As Sassoon also argued, China's deflationary problem lies not with exports which make up only 15-20 per cent of gross domestic product but with the other 80-85 per cent tied to the domestic sector. Other policy options include fiscal incentives such as public infrastructure spending and attractive rebates to foreign investors and exporters.
Besides, many also overlooked the fact that China has a newly installed government headed by Prime Minister Zhu Rongji. Would such a new team still looking to consolidate its position back away easily from a pledge it made so frequently and openly to its people? Devaluation supporters should also ask -- can China and Hongkong possibly devalue themselves into competitive positions given the jittery currency situation in the region? Any devaluation by China would surely trigger another wave of speculative attacks on other regional currencies to level the score with the yuan.
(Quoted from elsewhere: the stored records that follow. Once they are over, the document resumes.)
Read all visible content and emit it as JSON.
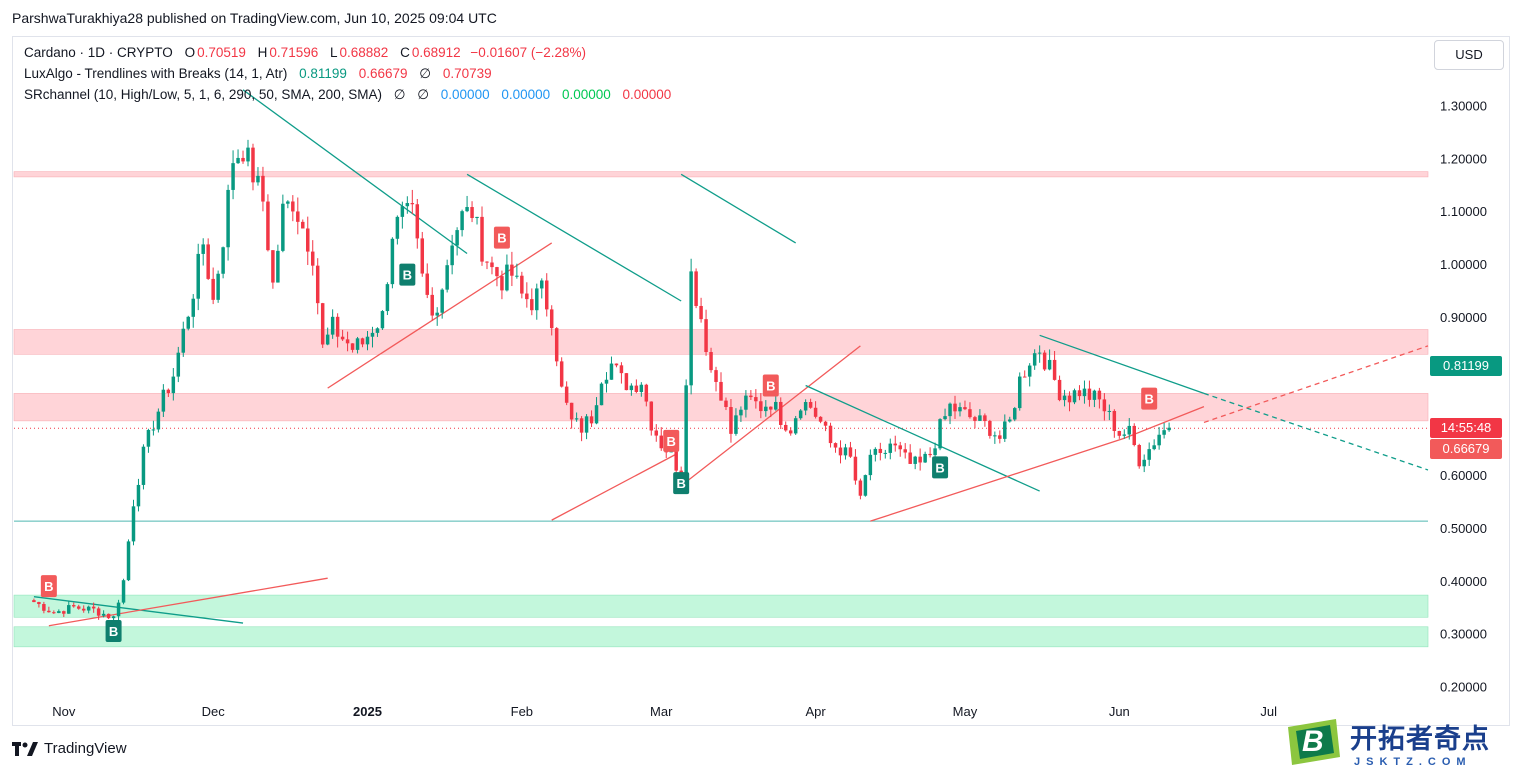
{
  "header": {
    "caption": "ParshwaTurakhiya28 published on TradingView.com, Jun 10, 2025 09:04 UTC"
  },
  "legend": {
    "symbol": "Cardano · 1D · CRYPTO",
    "o_label": "O",
    "o_value": "0.70519",
    "h_label": "H",
    "h_value": "0.71596",
    "l_label": "L",
    "l_value": "0.68882",
    "c_label": "C",
    "c_value": "0.68912",
    "change": "−0.01607 (−2.28%)",
    "luxalgo_name": "LuxAlgo - Trendlines with Breaks (14, 1, Atr)",
    "luxalgo_v1": "0.81199",
    "luxalgo_v2": "0.66679",
    "luxalgo_empty": "∅",
    "luxalgo_v3": "0.70739",
    "sr_name": "SRchannel (10, High/Low, 5, 1, 6, 290, 50, SMA, 200, SMA)",
    "sr_empty1": "∅",
    "sr_empty2": "∅",
    "sr_v1": "0.00000",
    "sr_v2": "0.00000",
    "sr_v3": "0.00000",
    "sr_v4": "0.00000"
  },
  "currency": "USD",
  "price_tags": {
    "upper_trend": "0.81199",
    "countdown": "14:55:48",
    "lower_trend": "0.66679"
  },
  "brand": {
    "logo_text": "TradingView"
  },
  "watermark": {
    "main": "开拓者奇点",
    "sub": "JSKTZ.COM",
    "logo_letter": "B"
  },
  "colors": {
    "up": "#089981",
    "down": "#f23645",
    "resistance_zone": "#ffcdd2",
    "support_zone": "#b9f6d6",
    "trend_green": "#0f9d8a",
    "trend_red": "#f25a5a"
  },
  "chart_data": {
    "type": "candlestick",
    "y_axis_ticks": [
      "1.30000",
      "1.20000",
      "1.10000",
      "1.00000",
      "0.90000",
      "0.80000",
      "0.70000",
      "0.60000",
      "0.50000",
      "0.40000",
      "0.30000",
      "0.20000"
    ],
    "y_range": [
      0.18,
      1.43
    ],
    "x_axis_labels": [
      {
        "label": "Nov",
        "day": 6
      },
      {
        "label": "Dec",
        "day": 36
      },
      {
        "label": "2025",
        "day": 67
      },
      {
        "label": "Feb",
        "day": 98
      },
      {
        "label": "Mar",
        "day": 126
      },
      {
        "label": "Apr",
        "day": 157
      },
      {
        "label": "May",
        "day": 187
      },
      {
        "label": "Jun",
        "day": 218
      },
      {
        "label": "Jul",
        "day": 248
      }
    ],
    "zones": [
      {
        "kind": "resistance",
        "low": 1.165,
        "high": 1.175
      },
      {
        "kind": "resistance",
        "low": 0.829,
        "high": 0.876
      },
      {
        "kind": "resistance",
        "low": 0.703,
        "high": 0.755
      },
      {
        "kind": "support",
        "low": 0.331,
        "high": 0.373
      },
      {
        "kind": "support",
        "low": 0.275,
        "high": 0.313
      }
    ],
    "horizontal_lines": [
      {
        "kind": "support-line",
        "value": 0.513
      },
      {
        "kind": "current-price",
        "value": 0.6891
      }
    ],
    "trendlines": [
      {
        "color": "green",
        "points": [
          [
            0,
            0.37
          ],
          [
            42,
            0.32
          ]
        ]
      },
      {
        "color": "red",
        "points": [
          [
            3,
            0.315
          ],
          [
            59,
            0.405
          ]
        ]
      },
      {
        "color": "green",
        "points": [
          [
            42,
            1.33
          ],
          [
            87,
            1.02
          ]
        ]
      },
      {
        "color": "red",
        "points": [
          [
            59,
            0.765
          ],
          [
            104,
            1.04
          ]
        ]
      },
      {
        "color": "green",
        "points": [
          [
            87,
            1.17
          ],
          [
            130,
            0.93
          ]
        ]
      },
      {
        "color": "green",
        "points": [
          [
            130,
            1.17
          ],
          [
            153,
            1.04
          ]
        ]
      },
      {
        "color": "red",
        "points": [
          [
            104,
            0.515
          ],
          [
            129,
            0.64
          ]
        ]
      },
      {
        "color": "red",
        "points": [
          [
            130,
            0.58
          ],
          [
            166,
            0.845
          ]
        ]
      },
      {
        "color": "green",
        "points": [
          [
            155,
            0.77
          ],
          [
            202,
            0.57
          ]
        ]
      },
      {
        "color": "red",
        "points": [
          [
            168,
            0.513
          ],
          [
            219,
            0.67
          ]
        ]
      },
      {
        "color": "green",
        "points": [
          [
            202,
            0.865
          ],
          [
            235,
            0.755
          ]
        ]
      },
      {
        "color": "red",
        "points": [
          [
            219,
            0.67
          ],
          [
            235,
            0.73
          ]
        ]
      },
      {
        "color": "green-dash",
        "points": [
          [
            235,
            0.755
          ],
          [
            280,
            0.61
          ]
        ]
      },
      {
        "color": "red-dash",
        "points": [
          [
            235,
            0.7
          ],
          [
            280,
            0.845
          ]
        ]
      }
    ],
    "break_markers": [
      {
        "label": "B",
        "side": "buy",
        "day": 16,
        "price": 0.305
      },
      {
        "label": "B",
        "side": "sell",
        "day": 3,
        "price": 0.39
      },
      {
        "label": "B",
        "side": "buy",
        "day": 75,
        "price": 0.98
      },
      {
        "label": "B",
        "side": "sell",
        "day": 94,
        "price": 1.05
      },
      {
        "label": "B",
        "side": "sell",
        "day": 128,
        "price": 0.665
      },
      {
        "label": "B",
        "side": "buy",
        "day": 130,
        "price": 0.585
      },
      {
        "label": "B",
        "side": "sell",
        "day": 148,
        "price": 0.77
      },
      {
        "label": "B",
        "side": "buy",
        "day": 182,
        "price": 0.615
      },
      {
        "label": "B",
        "side": "sell",
        "day": 224,
        "price": 0.745
      }
    ],
    "anchor_points": [
      [
        0,
        0.36
      ],
      [
        4,
        0.34
      ],
      [
        8,
        0.35
      ],
      [
        12,
        0.345
      ],
      [
        16,
        0.33
      ],
      [
        18,
        0.4
      ],
      [
        20,
        0.55
      ],
      [
        22,
        0.64
      ],
      [
        24,
        0.7
      ],
      [
        28,
        0.79
      ],
      [
        32,
        0.95
      ],
      [
        34,
        1.04
      ],
      [
        36,
        0.93
      ],
      [
        38,
        1.05
      ],
      [
        40,
        1.2
      ],
      [
        42,
        1.22
      ],
      [
        44,
        1.17
      ],
      [
        46,
        1.12
      ],
      [
        48,
        0.96
      ],
      [
        50,
        1.1
      ],
      [
        52,
        1.12
      ],
      [
        54,
        1.07
      ],
      [
        56,
        1.02
      ],
      [
        58,
        0.84
      ],
      [
        60,
        0.88
      ],
      [
        62,
        0.86
      ],
      [
        64,
        0.84
      ],
      [
        66,
        0.85
      ],
      [
        68,
        0.88
      ],
      [
        70,
        0.9
      ],
      [
        72,
        1.06
      ],
      [
        74,
        1.09
      ],
      [
        76,
        1.09
      ],
      [
        78,
        0.97
      ],
      [
        80,
        0.9
      ],
      [
        82,
        0.96
      ],
      [
        84,
        1.05
      ],
      [
        86,
        1.09
      ],
      [
        88,
        1.1
      ],
      [
        90,
        1.03
      ],
      [
        92,
        0.99
      ],
      [
        94,
        0.97
      ],
      [
        96,
        0.98
      ],
      [
        98,
        0.94
      ],
      [
        100,
        0.93
      ],
      [
        102,
        0.95
      ],
      [
        104,
        0.9
      ],
      [
        106,
        0.76
      ],
      [
        108,
        0.7
      ],
      [
        110,
        0.69
      ],
      [
        112,
        0.71
      ],
      [
        114,
        0.79
      ],
      [
        116,
        0.81
      ],
      [
        118,
        0.78
      ],
      [
        120,
        0.77
      ],
      [
        122,
        0.78
      ],
      [
        124,
        0.7
      ],
      [
        126,
        0.66
      ],
      [
        128,
        0.64
      ],
      [
        130,
        0.6
      ],
      [
        132,
        0.98
      ],
      [
        134,
        0.9
      ],
      [
        136,
        0.8
      ],
      [
        138,
        0.76
      ],
      [
        140,
        0.68
      ],
      [
        142,
        0.73
      ],
      [
        144,
        0.74
      ],
      [
        146,
        0.73
      ],
      [
        148,
        0.74
      ],
      [
        150,
        0.71
      ],
      [
        152,
        0.69
      ],
      [
        154,
        0.74
      ],
      [
        156,
        0.73
      ],
      [
        158,
        0.7
      ],
      [
        160,
        0.66
      ],
      [
        162,
        0.65
      ],
      [
        164,
        0.63
      ],
      [
        166,
        0.55
      ],
      [
        168,
        0.64
      ],
      [
        170,
        0.63
      ],
      [
        172,
        0.66
      ],
      [
        174,
        0.64
      ],
      [
        176,
        0.62
      ],
      [
        178,
        0.62
      ],
      [
        180,
        0.64
      ],
      [
        182,
        0.69
      ],
      [
        184,
        0.73
      ],
      [
        186,
        0.72
      ],
      [
        188,
        0.71
      ],
      [
        190,
        0.7
      ],
      [
        192,
        0.69
      ],
      [
        194,
        0.67
      ],
      [
        196,
        0.7
      ],
      [
        198,
        0.78
      ],
      [
        200,
        0.82
      ],
      [
        202,
        0.84
      ],
      [
        204,
        0.8
      ],
      [
        206,
        0.76
      ],
      [
        208,
        0.75
      ],
      [
        210,
        0.76
      ],
      [
        212,
        0.75
      ],
      [
        214,
        0.74
      ],
      [
        216,
        0.71
      ],
      [
        218,
        0.68
      ],
      [
        220,
        0.68
      ],
      [
        222,
        0.63
      ],
      [
        224,
        0.65
      ],
      [
        226,
        0.68
      ],
      [
        228,
        0.69
      ]
    ]
  }
}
Worse, in such uncertain times, monetary stability is probably the only thing going for China and Hongkong, and its loss would trigger capital flight and freeze new investments.
In recent weeks, the speculation about a break or repegging of the Hongkong dollar has picked up steam. Again, one cannot see how this could aid Hongkong. For one, it is almost certain that interest rates would not go down even after the peg is removed. If so, then what's the use of removing the peg? Financial guru Marc Faber argued last week that hard pressed tycoons could swap their holdings into US dollar assets and force the government to break its peg. That is easier said than done. Who are they going to sell to? If everyone is selling, who is going to buy from them? And at what price? In any case, it is almost impossible for the tycoons to fully hedge their Hongkong assets without incurring huge hedging costs.
Much has also been said about how the Hongkong peg would go should the yuan be devalued. But Hongkong survived the Chinese devaluation in 1994 and went on to enjoy its biggest economic boom thereafter. As John Greenwood, the architect of the Hongkong peg, pointed out, Hongkong has survived a depreciation of some 70 per cent in the yuan in the last decade.
All said, the current economic turmoil really has to do with market confidence and not currency competitiveness. Tinkering with one's currency does not boost international confidence in one's economy. In fact, it is almost certain to have the opposite effect.